I boil water in our tiny kitchen for washing and rinsing the dishes and washing clothes, for drinking and for taking a warmish “bath”—all in small and medium sized cooking pots on a two burner propane stove. As I boil bath water I carefully walk each pot of scalding water down the hallway through the bedroom and pour it into a large plastic container that stands in the bathroom. For the actual bath I stand in the bathroom, wash myself, and then repeatedly pour small buckets of water over my head from the big plastic container. The temperature of the bath water depends on how patient I am that morning in boiling multiple small pots of water.

At first glance I rebelled at having to do work that at home is taken for granted. But syncing with the inner workings of my neighborhood, I started to naturally slow my pace and allow myself to join the others around me who were also methodically getting ready for school or work. I’ve started to use it as a meditation. A chance to learn patience with myself. And in a very short time it’s become quite pleasant.

One of the things I’ve noticed when wandering in developing countries is the common practice of people washing their hair and bodies outside at a communal spout of some sort in front of a cluster of homes while still partially dressed, or not (I’ve done this as well). So my ability to get naked in private while pouring water over me is actually a step-up from the roadside shampoo scene.

 

After my first organizational meetings at the Bhutan Olympic Committee office, I gained an even deeper understanding of how office dynamics function here culturally. This is not only important information to determine how I will support the projects I’m working on here, but it helps me gain an understanding of Bhutan’s many obstacles as well as their cultural beauty. American workers are motivated by taking pride in their work, being a part of a hard driving team, or positively affecting a bottom line—making a difference in all we do. Bhutanese are motivated by developing good karma.

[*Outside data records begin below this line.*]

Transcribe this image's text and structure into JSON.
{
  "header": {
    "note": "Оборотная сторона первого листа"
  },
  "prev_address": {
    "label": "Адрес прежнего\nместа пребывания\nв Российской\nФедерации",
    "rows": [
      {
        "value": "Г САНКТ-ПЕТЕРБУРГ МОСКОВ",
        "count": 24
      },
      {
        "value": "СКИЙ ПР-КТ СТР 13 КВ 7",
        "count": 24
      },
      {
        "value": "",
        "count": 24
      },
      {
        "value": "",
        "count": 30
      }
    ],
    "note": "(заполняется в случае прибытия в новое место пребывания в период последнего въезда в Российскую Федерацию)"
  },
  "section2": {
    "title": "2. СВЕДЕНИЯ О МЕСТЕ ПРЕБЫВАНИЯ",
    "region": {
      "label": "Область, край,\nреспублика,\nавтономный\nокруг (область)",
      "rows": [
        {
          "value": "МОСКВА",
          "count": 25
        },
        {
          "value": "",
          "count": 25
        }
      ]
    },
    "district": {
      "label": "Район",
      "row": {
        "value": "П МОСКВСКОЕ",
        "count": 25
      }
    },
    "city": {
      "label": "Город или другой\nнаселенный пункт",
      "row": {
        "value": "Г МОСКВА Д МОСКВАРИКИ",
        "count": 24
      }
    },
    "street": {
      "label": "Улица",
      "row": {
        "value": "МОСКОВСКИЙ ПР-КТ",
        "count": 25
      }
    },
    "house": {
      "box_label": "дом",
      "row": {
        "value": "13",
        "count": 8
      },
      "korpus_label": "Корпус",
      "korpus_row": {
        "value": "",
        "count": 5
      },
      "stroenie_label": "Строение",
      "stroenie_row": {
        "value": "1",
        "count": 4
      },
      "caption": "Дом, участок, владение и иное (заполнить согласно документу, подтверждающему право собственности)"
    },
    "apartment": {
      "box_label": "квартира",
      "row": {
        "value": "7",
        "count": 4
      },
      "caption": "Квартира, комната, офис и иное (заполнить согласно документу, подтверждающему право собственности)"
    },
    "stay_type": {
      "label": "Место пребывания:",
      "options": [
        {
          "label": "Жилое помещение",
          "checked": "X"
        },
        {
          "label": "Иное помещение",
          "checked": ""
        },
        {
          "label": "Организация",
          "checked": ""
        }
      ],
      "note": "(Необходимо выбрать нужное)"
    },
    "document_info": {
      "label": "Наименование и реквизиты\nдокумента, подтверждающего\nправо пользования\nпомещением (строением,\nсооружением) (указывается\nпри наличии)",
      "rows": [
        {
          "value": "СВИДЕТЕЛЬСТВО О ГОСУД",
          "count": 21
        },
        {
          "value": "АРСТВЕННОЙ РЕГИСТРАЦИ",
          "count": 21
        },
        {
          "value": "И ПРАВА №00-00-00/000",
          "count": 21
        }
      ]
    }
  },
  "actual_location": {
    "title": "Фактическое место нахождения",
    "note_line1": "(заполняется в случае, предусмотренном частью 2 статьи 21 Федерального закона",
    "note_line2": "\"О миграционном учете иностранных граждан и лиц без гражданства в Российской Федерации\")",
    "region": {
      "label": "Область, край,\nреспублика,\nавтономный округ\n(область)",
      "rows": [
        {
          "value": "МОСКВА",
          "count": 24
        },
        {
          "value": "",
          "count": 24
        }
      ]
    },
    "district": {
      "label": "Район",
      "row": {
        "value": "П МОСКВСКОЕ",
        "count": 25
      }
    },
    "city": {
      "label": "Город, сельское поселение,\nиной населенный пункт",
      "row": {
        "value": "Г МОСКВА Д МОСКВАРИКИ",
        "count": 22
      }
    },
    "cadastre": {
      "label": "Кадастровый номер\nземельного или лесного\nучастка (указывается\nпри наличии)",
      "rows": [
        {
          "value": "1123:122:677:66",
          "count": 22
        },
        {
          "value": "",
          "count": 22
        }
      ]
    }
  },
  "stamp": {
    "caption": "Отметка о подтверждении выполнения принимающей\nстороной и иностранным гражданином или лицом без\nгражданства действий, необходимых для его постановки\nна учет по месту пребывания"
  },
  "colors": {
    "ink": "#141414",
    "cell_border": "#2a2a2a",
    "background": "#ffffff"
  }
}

So as I reach to adjust once again to their pace, I use their Buddhist-flavored actions of discipline and patience to drive my decision making. Being warmly greeted each day by old and new friends, and surrounded by the thousands of individuals that steadily and consistently pace their spiritual lives to generate good karma, makes this requirement easy.

And despite the obvious and many cultural differences of East and West, I’m yet again reminded of how similar we all really are.